Feargal Barton from the Coach Tourism & Transport Council (CTTC) said the sector received €10 million as part of a July 2020 stimulus package, but it has not been given any financial assistance this year. “Urgent” funding should be continued into 2022 to reflect the “real and actual damage done to the sector”, Mr Barton told the Oireachtas tourism committee.

The CTTC is requesting supplementary supports to be provided in the upcoming budget, to include retrospective funds to compensate for 2021 losses.

Covid-19 restrictions and successive lockdowns have brought severe disruption to the 1,700 coach operators in Ireland who together carry more than 75 million passengers per year, he said. Tour buses bring visitors to “every region”, from Co Donegal’s Gweedore, to Dingle in Co Kerry, with peripheral areas benefiting significantly, the committee heard.

Government funding provided so far would have covered two to three months of loan repayments for many coach operators. But their fleet will have been parked up for 24 months before there is any sign of the market recovering, said the CTTC’s Mike Buckley, who runs Kerry Coaches.

Mr Buckley said the €10 million industry grant was the equivalent of putting a “bandage on a major bleed or a haemorrhage”.

He added that “the majority of people have huge debts . . . the stimulus was literally a lifeline to support people to get them into 2021”.

No business

However, continued restrictions on international travel has meant there has been “effectively” no business this year either, said Mr Buckley. Looking towards the 2022 season, there continues to be a huge amount of uncertainty and tourists may be reluctant to book large group tours, he added.

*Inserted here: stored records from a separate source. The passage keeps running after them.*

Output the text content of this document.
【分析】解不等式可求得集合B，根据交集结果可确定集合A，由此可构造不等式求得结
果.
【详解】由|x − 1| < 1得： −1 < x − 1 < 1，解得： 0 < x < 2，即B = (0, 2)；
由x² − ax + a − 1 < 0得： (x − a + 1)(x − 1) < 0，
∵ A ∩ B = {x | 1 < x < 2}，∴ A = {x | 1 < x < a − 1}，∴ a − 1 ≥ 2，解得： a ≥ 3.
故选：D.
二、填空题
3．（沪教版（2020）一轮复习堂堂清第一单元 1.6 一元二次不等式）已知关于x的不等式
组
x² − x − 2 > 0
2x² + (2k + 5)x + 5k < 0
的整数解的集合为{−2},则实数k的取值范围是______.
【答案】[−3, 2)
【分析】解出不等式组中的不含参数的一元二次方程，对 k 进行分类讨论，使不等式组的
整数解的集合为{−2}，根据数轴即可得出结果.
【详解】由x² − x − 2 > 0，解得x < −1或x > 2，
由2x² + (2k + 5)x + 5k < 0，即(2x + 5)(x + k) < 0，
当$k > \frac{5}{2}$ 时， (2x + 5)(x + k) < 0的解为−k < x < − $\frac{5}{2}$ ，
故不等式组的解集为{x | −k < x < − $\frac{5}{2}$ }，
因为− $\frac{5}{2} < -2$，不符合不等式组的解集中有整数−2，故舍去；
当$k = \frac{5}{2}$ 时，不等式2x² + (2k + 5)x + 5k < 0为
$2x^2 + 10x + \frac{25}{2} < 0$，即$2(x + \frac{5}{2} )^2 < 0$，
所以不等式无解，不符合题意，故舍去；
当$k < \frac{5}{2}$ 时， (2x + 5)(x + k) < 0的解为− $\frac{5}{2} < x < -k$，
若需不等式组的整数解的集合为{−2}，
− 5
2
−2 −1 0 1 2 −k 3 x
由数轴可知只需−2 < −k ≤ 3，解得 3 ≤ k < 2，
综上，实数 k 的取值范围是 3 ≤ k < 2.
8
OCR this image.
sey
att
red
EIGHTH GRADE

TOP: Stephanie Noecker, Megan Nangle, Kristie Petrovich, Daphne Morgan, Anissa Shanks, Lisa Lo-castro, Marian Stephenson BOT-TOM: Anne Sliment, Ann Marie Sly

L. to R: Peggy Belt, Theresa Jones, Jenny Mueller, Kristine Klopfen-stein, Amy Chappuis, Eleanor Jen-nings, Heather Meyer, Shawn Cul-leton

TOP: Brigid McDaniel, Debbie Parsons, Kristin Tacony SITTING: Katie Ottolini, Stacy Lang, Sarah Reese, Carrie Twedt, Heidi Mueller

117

There will also be a “huge” staff shortage when the industry eventually recovers as many drivers have retired or moved to different industries, he said.

A report prepared by economist Jim Power in March 2021 found coach operator incomes had “collapsed”. The sector turned over €617 million in 2018, but throughout the pandemic the parked-up fleet depreciated in value.

“The sector did not get sufficient support in 2020, and without a significant increase in funding in 2021, a serious crisis will result, with very negative economic and social consequences,” Mr Power wrote.